Kathy Kottaridis, executive director of Historic Boston Incorporated, said the three areas supported by the CPA complement each other in strengthening neighborhoods. For instance, some of HBI’s projects have involved rehabilitating historic properties to be used for housing and urban farming. And HBI often encounters gaps between needed funds and what can be raised from traditional sources, she told the Banner, making CPA funding a significant potential resource.
How it works
Funds raised by the CPA go straight to key causes, but are not locked in to specific initiatives. This gives officials flexibility in the methods they use to try to achieve the goals. For instance, money designated for affordable housing could go toward subsidizing affordable housing development, homeownership programs and/or other efforts, as officials see fit.
Each of the three areas — historic preservation, parks and affordable housing — would receive at least ten percent of the CPA-generated funds. A to-be-created Community Preservation Committee with five to nine members would make recommendations to the City Council on how to distribute the rest.
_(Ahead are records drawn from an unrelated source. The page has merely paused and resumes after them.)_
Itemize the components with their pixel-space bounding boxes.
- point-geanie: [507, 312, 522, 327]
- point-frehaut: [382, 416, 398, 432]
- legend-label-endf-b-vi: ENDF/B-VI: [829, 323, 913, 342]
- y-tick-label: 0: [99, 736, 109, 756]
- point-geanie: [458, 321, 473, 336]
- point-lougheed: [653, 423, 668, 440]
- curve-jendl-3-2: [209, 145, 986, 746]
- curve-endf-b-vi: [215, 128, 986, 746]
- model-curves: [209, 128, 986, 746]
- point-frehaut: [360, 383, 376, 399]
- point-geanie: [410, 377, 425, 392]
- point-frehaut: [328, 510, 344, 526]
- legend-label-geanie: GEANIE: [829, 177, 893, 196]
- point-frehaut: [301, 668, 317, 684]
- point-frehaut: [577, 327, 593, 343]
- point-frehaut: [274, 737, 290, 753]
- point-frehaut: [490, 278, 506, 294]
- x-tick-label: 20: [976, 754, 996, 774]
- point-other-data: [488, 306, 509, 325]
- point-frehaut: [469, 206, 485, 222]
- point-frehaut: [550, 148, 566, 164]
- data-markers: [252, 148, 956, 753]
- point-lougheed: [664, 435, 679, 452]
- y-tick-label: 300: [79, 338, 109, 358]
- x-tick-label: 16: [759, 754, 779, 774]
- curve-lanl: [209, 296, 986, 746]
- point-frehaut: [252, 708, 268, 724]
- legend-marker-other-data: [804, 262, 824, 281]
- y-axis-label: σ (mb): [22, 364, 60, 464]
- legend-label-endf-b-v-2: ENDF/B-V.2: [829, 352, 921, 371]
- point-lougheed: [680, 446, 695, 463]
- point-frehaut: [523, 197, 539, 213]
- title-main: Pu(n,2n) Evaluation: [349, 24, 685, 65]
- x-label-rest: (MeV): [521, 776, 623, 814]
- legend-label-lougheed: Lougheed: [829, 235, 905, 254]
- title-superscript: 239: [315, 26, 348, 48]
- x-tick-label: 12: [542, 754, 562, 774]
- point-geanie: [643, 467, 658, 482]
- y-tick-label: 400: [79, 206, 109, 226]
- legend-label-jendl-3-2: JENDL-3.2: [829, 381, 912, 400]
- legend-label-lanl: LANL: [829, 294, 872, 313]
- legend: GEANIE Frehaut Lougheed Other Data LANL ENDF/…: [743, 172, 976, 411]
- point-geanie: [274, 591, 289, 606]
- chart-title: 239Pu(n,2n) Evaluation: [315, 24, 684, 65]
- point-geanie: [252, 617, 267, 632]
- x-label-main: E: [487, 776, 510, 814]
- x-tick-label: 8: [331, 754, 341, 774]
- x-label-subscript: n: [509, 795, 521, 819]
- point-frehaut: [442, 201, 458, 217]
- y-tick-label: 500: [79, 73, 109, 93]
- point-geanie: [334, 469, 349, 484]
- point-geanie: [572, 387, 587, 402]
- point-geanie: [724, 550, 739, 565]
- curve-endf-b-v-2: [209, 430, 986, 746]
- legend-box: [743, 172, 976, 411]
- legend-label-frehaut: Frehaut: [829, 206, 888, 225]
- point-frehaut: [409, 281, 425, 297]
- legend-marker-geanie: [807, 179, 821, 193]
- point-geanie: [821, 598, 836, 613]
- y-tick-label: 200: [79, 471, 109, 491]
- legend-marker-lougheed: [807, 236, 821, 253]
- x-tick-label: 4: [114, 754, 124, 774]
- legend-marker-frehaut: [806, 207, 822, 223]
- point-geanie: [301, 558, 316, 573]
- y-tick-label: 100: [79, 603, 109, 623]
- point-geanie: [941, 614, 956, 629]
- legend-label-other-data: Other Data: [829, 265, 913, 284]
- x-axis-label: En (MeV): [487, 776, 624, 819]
In past years, in cities that have adopted the CPA, the state has matched CPA funds at a level of 23 to 50 percent. Special appropriations by the state legislature and a surcharge placed on deed transfer transaction fees are responsible for generating the state’s contributions. But this surcharge is applied to anyone making a transaction at the Registry of Deeds, regardless of whether her or his municipality participates in CPA. If Boston takes up the CPA, it will start tapping into the fund its residents have been helping supply.
For the average single-family home, the property tax surcharge translates into paying an extra $28 annually, according to city officials. The first $100,000 of a property’s value is exempt from the surcharge, and there would be exemptions for senior and low-income homeowners, Walsh said.
In the past, some have expressed fears that any additional property costs will burden businesses. Already, commercial property is taxed at a more than twice the rate of residential property, and the surcharge would rely more heavily on them.
“The majority of new revenue would come from commercial properties,” states a city press release. Walsh administration officials did not have information available on average surcharges for commercial properties.
However, Walsh argued that an increase in affordable housing is also a benefit to businesses. It would make it easier for employees to stay in the city, and thus for companies to fill positions. The news conference also brought out several supporters from the business community, including Boris Kuritnik, real estate agent with Jamaica Plain’s Greenville Group.
He told the Banner that the CPA funding helps retain communities and promote the “historical feel and natural aspect of the city,” — elements he says make Boston attractive to live in and draw people to the city.
Real estate reliance
During his recent budget proposal announcement, Walsh lamented Boston’s reliance on property tax, complicated by the restrictions Proposition 2 ½ places on how much property value can be tapped. With the addition of the CPA, the city turns again to real estate for revenue.